How to Conquer Your Fear of Riding a New and Unknown Horse
Riding A New Horse
It can be very exciting. It can also be very intimidating - especially if somebody asks you to get on an animal a few minutes after seeing it for the first time.
Every horse has its own personality, and even a well trained animal has quirks that the rider needs to understand and work around. Sometimes those quirks can be physical, like a downhill build or a bouncy trot. Sometimes they can be mental.
When standing next to a horse you don't know, you can find your stomach sinking into your riding boots. How do you deal with this?
Ask the horse's owner if there's anything you should know about the horse. Some people will volunteer information, especially if it's important. For example, I've ridden horses that absolutely cannot ever be touched with a crop or a whip - that's important.
So are any physical limitations the animal might have, or how it reacts to other horses. We have a mare in the barn who hates to be "tailgated" and will kick any horse that comes too close to her. For some bizarre reason, she's even quicker to do so if the horse is pinto. (I also once knew a stallion who refused to cover pinto mares - horses can be very strange sometimes).
Trust The Owner
My trainer once asked me to get on her Warmblood. He's insured for 50k - more than most people's cars.
That's one time I was definitely intimidated about riding a strange horse. In fact, I almost chickened out. It's like somebody handing you the keys to their Ferrari, except this Ferrari has a mind of its own.
But I gave in because I trusted her, and if she ever gives me another chance to get on that beauty, I'm taking it, even if he was such a physically challenging ride ten minutes on him made me saddle sore (high end dressage horses are not easy to ride).
Of course, this doesn't work if you're on vacation and don't know the barn owner - so do your prep work. Don't be afraid to walk away from a strange barn if you don't like what you're seeing there.
One of the biggest things when riding is to always remember to breathe. The horse will notice if you aren't.

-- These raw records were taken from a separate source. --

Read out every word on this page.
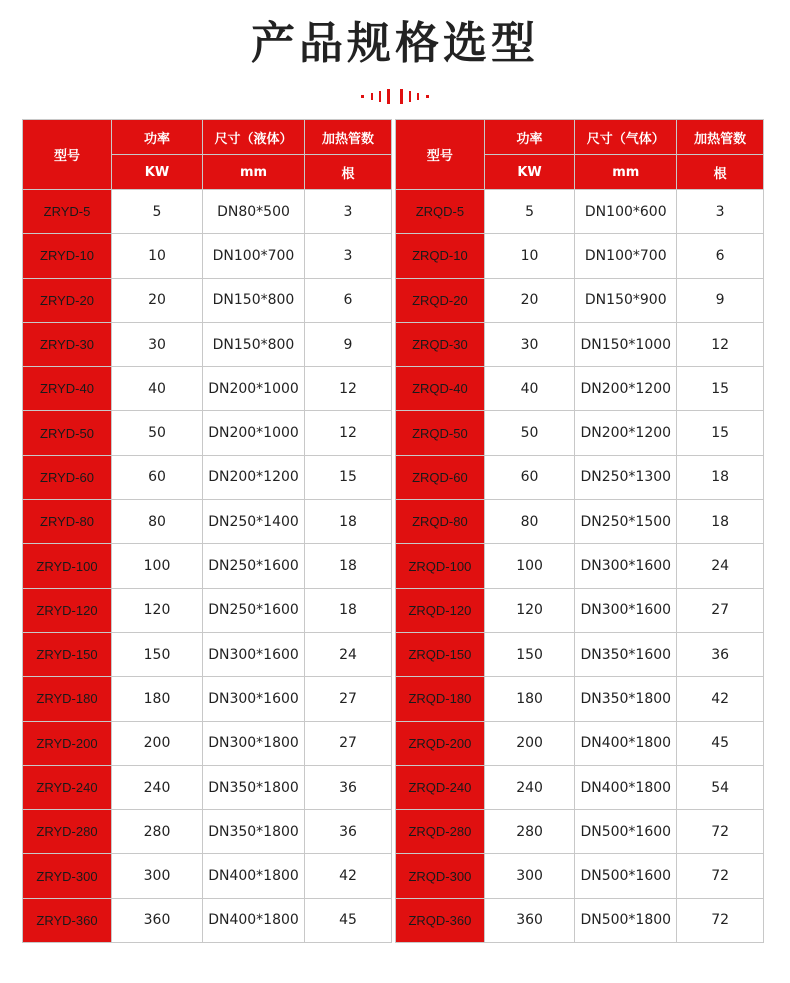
产品规格选型
型号	功率	尺寸（液体）	加热管数
	KW	mm	根
ZRYD-5	5	DN80*500	3
ZRYD-10	10	DN100*700	3
ZRYD-20	20	DN150*800	6
ZRYD-30	30	DN150*800	9
ZRYD-40	40	DN200*1000	12
ZRYD-50	50	DN200*1000	12
ZRYD-60	60	DN200*1200	15
ZRYD-80	80	DN250*1400	18
ZRYD-100	100	DN250*1600	18
ZRYD-120	120	DN250*1600	18
ZRYD-150	150	DN300*1600	24
ZRYD-180	180	DN300*1600	27
ZRYD-200	200	DN300*1800	27
ZRYD-240	240	DN350*1800	36
ZRYD-280	280	DN350*1800	36
ZRYD-300	300	DN400*1800	42
ZRYD-360	360	DN400*1800	45
型号	功率	尺寸（气体）	加热管数
	KW	mm	根
ZRQD-5	5	DN100*600	3
ZRQD-10	10	DN100*700	6
ZRQD-20	20	DN150*900	9
ZRQD-30	30	DN150*1000	12
ZRQD-40	40	DN200*1200	15
ZRQD-50	50	DN200*1200	15
ZRQD-60	60	DN250*1300	18
ZRQD-80	80	DN250*1500	18
ZRQD-100	100	DN300*1600	24
ZRQD-120	120	DN300*1600	27
ZRQD-150	150	DN350*1600	36
ZRQD-180	180	DN350*1800	42
ZRQD-200	200	DN400*1800	45
ZRQD-240	240	DN400*1800	54
ZRQD-280	280	DN500*1600	72
ZRQD-300	300	DN500*1600	72
ZRQD-360	360	DN500*1800	72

Breathing in rhythm with the horse's stride will really help you get the feel of a new horse and get "in sync" with them physically. It will also keep your heart rate down and ensure that if you are nervous, it won't be passed on to the horse.
Take It Slowly
Don't get on a strange horse and immediately start galloping and jumping. Even the professionals don't do that.
Warm up at the walk and trot if possible. Most places that take riders out on trail rides start the ride out at the walk to give everyone a chance to get the feel of their mounts (And, of course, some places never go past that gait anyway). Don't be afraid to try a few things until you find where the horse's buttons are. How much leg and hand do they like? How well do they neck rein?

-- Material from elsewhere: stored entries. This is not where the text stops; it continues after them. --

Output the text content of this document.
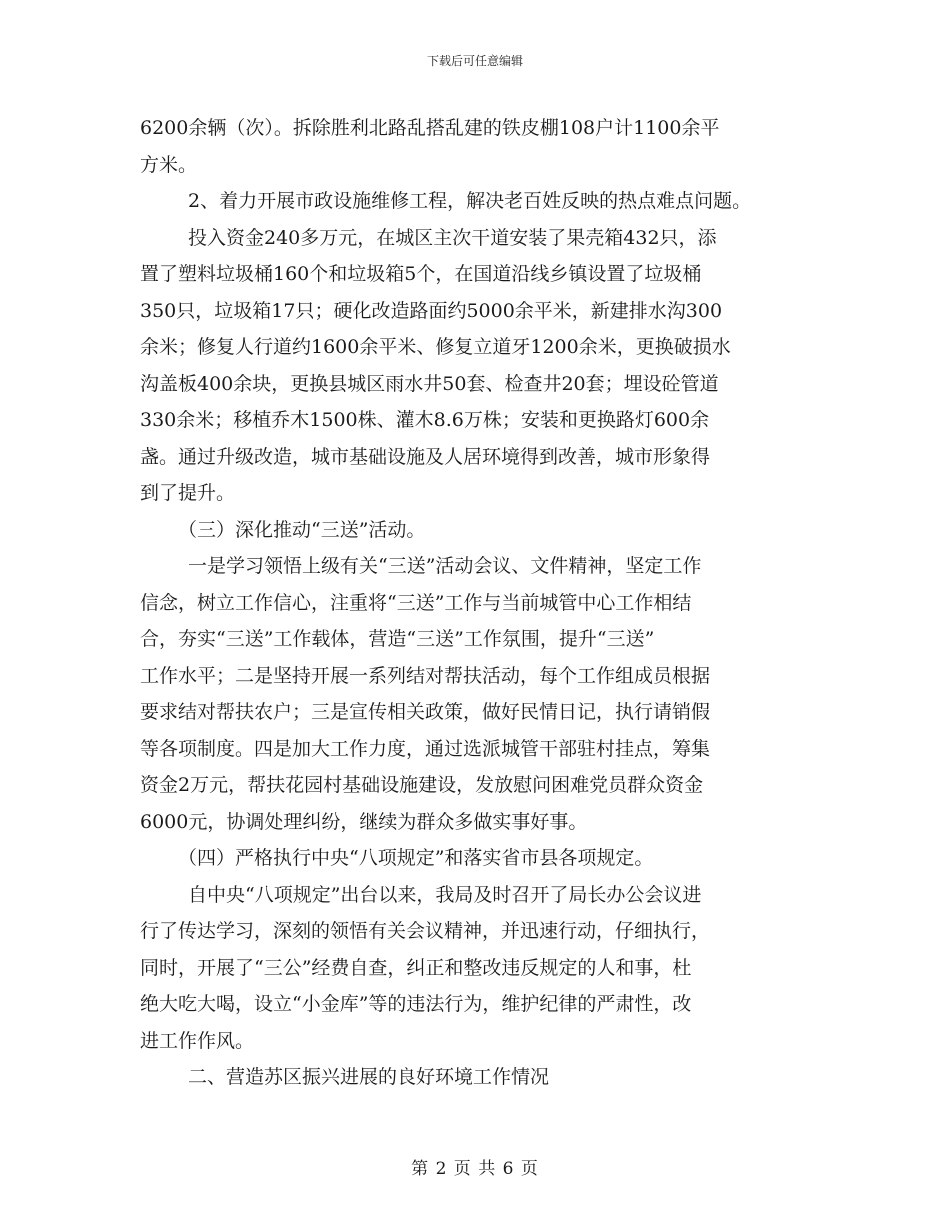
下载后可任意编辑

6200余辆（次）。拆除胜利北路乱搭乱建的铁皮棚108户计1100余平

方米。

2、着力开展市政设施维修工程，解决老百姓反映的热点难点问题。

投入资金240多万元，在城区主次干道安装了果壳箱432只，添

置了塑料垃圾桶160个和垃圾箱5个，在国道沿线乡镇设置了垃圾桶

350只，垃圾箱17只；硬化改造路面约5000余平米，新建排水沟300

余米；修复人行道约1600余平米、修复立道牙1200余米，更换破损水

沟盖板400余块，更换县城区雨水井50套、检查井20套；埋设砼管道

330余米；移植乔木1500株、灌木8.6万株；安装和更换路灯600余

盏。通过升级改造，城市基础设施及人居环境得到改善，城市形象得

到了提升。

（三）深化推动“三送”活动。

一是学习领悟上级有关“三送”活动会议、文件精神，坚定工作

信念，树立工作信心，注重将“三送”工作与当前城管中心工作相结

合，夯实“三送”工作载体，营造“三送”工作氛围，提升“三送”

工作水平；二是坚持开展一系列结对帮扶活动，每个工作组成员根据

要求结对帮扶农户；三是宣传相关政策，做好民情日记，执行请销假

等各项制度。四是加大工作力度，通过选派城管干部驻村挂点，筹集

资金2万元，帮扶花园村基础设施建设，发放慰问困难党员群众资金

6000元，协调处理纠纷，继续为群众多做实事好事。

（四）严格执行中央“八项规定”和落实省市县各项规定。

自中央“八项规定”出台以来，我局及时召开了局长办公会议进

行了传达学习，深刻的领悟有关会议精神，并迅速行动，仔细执行，

同时，开展了“三公”经费自查，纠正和整改违反规定的人和事，杜

绝大吃大喝，设立“小金库”等的违法行为，维护纪律的严肃性，改

进工作作风。

二、营造苏区振兴进展的良好环境工作情况

第 2 页 共 6 页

Always check the brakes before leaving the arena or corral. You'll feel much better for knowing how much it takes to stop.
Wear A Helmet
(Not that you shouldn't anyway). Wearing your safety gear will help you feel more protected and relaxed. I've worn helmets when nobody else was - don't worry about being seen as a dork or, worse, a dude. In the end, you're the winner by protecting your head.
Finally, nobody is going to let you ride their horse if they don't think it's going to work out. If you're hiring the horse, then they have to worry about their reputation and liability. (Although I did experience one dramatic exception - a barn that put a total newbie on a horse that turned out to be a bucker. The man concerned never got on a horse again after I ponied him back to the barn. Some places don't seem to care - which is why you always do your homework). A barn with a good reputation will never put you on a horse they don't consider to be safe and suitable for your height, weight, and level of experience.